President Barack Obama on Thursday signed the bipartisan Every Student Succeeds Act (ESSA), an overhaul of the federal No Child Left Behind education law.
George W. Bush's signature 2002 No Child Left Behind law required schools to make "adequate yearly progress" on standardized tests administered by states, which was used as the measure's strict accountability system.
ESSA gives states greater control over education decisions and how to handle underperforming schools.
The new law maintains mandated math and reading testing, but largely removes the high stakes associated with those tests. For example, the bill eliminates the requirement of using test stores for teacher evaluations.
Illinois Federation of Teachers President Dan Montgomery was among those at the education bill's signing Thursday.

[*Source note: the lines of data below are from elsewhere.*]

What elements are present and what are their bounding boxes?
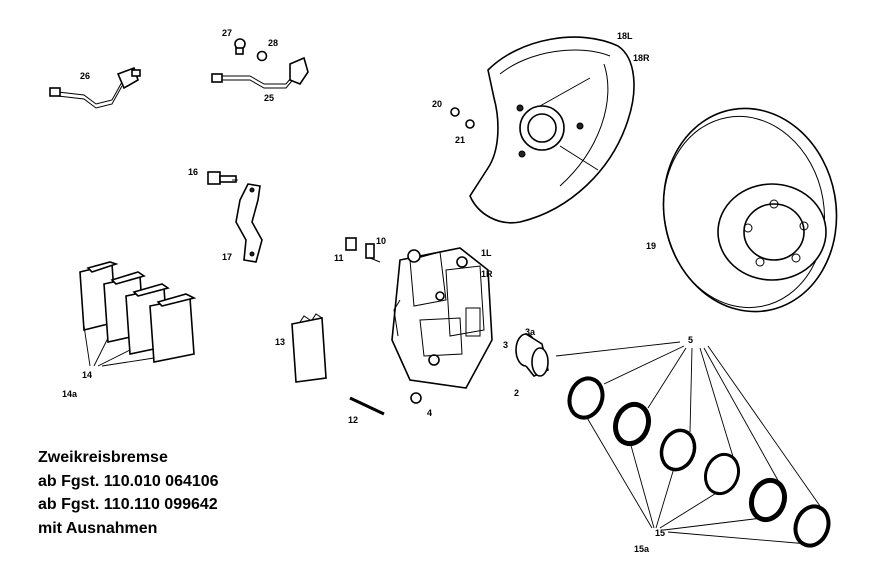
pad-leader-lines [83,325,155,367]
label-25: 25 [264,93,274,103]
label-15a: 15a [634,544,650,554]
label-18R: 18R [633,53,650,63]
label-21: 21 [455,135,465,145]
piston-2 [515,333,549,377]
leader-lines-15 [585,415,809,545]
label-2: 2 [514,388,519,398]
brake-line-26 [49,66,141,109]
label-10: 10 [376,236,386,246]
label-1R: 1R [481,269,493,279]
seal-rings-15 [567,376,831,548]
brake-pads-14 [79,261,197,363]
note-line-3: ab Fgst. 110.110 099642 [38,496,218,513]
caliper-1 [391,247,493,389]
label-14: 14 [82,370,92,380]
label-28: 28 [268,38,278,48]
part-labels: 27 28 26 25 18L 18R 20 21 16 17 19 11 10… [62,28,693,554]
note-line-1: Zweikreisbremse [38,449,168,466]
leader-lines-5 [555,341,821,507]
label-1L: 1L [481,248,492,258]
label-27: 27 [222,28,232,38]
brake-disc-19 [662,107,838,313]
spring-17 [235,183,263,263]
label-11: 11 [334,253,344,263]
label-16: 16 [188,167,198,177]
note-line-4: mit Ausnahmen [38,519,158,537]
label-4: 4 [427,408,432,418]
shim-13 [291,317,327,383]
note-line-2: ab Fgst. 110.010 064106 [38,472,219,490]
label-18L: 18L [617,31,633,41]
label-3: 3 [503,340,508,350]
bolt-20 [450,107,460,117]
label-3a: 3a [525,327,536,337]
pin-12 [349,396,385,416]
label-5: 5 [688,335,693,345]
dust-shield-18 [469,36,635,224]
label-15: 15 [655,528,665,538]
bleeder-11 [345,237,357,251]
applicability-note: Zweikreisbremse ab Fgst. 110.010 064106 … [38,446,219,540]
label-19: 19 [646,241,656,251]
washer-21 [465,119,475,129]
label-20: 20 [432,99,442,109]
label-14a: 14a [62,389,78,399]
label-13: 13 [275,337,285,347]
brake-line-25 [211,38,309,89]
bleeder-10 [365,243,381,263]
label-17: 17 [222,252,232,262]
label-12: 12 [348,415,358,425]
bolt-16 [207,171,237,185]
nut-4 [410,392,422,404]
label-26: 26 [80,71,90,81]
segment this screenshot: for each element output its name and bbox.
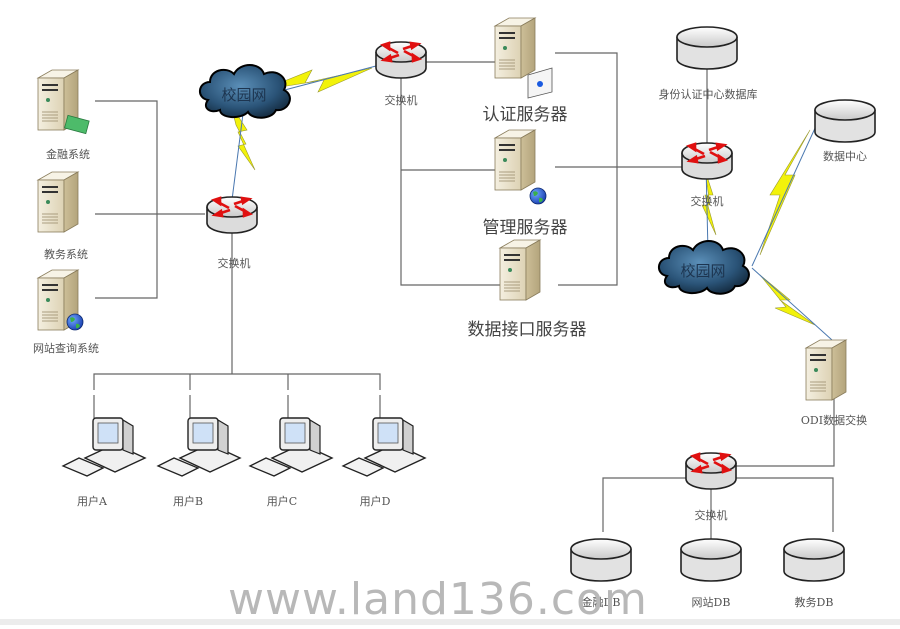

"I am very honored to participate in this historic moment and applaud Congress for this significant course correction, acknowledging that a decade's worth of test-and-punish education policies have been a failure," Montgomery said in a statement. "Nothing is perfect, and ESSA is no exception, but there is a lot to like about this bill. Overall, it brings us closer to letting states, local school districts, and educators like me focus on students and their success. It's also an important to step in ending the harmful testing obsession that parents and teachers alike have repeatedly rejected. Now, we must use this national momentum to affect more change in Illinois, where misguided state policies continue to drain the joy from teaching and learning."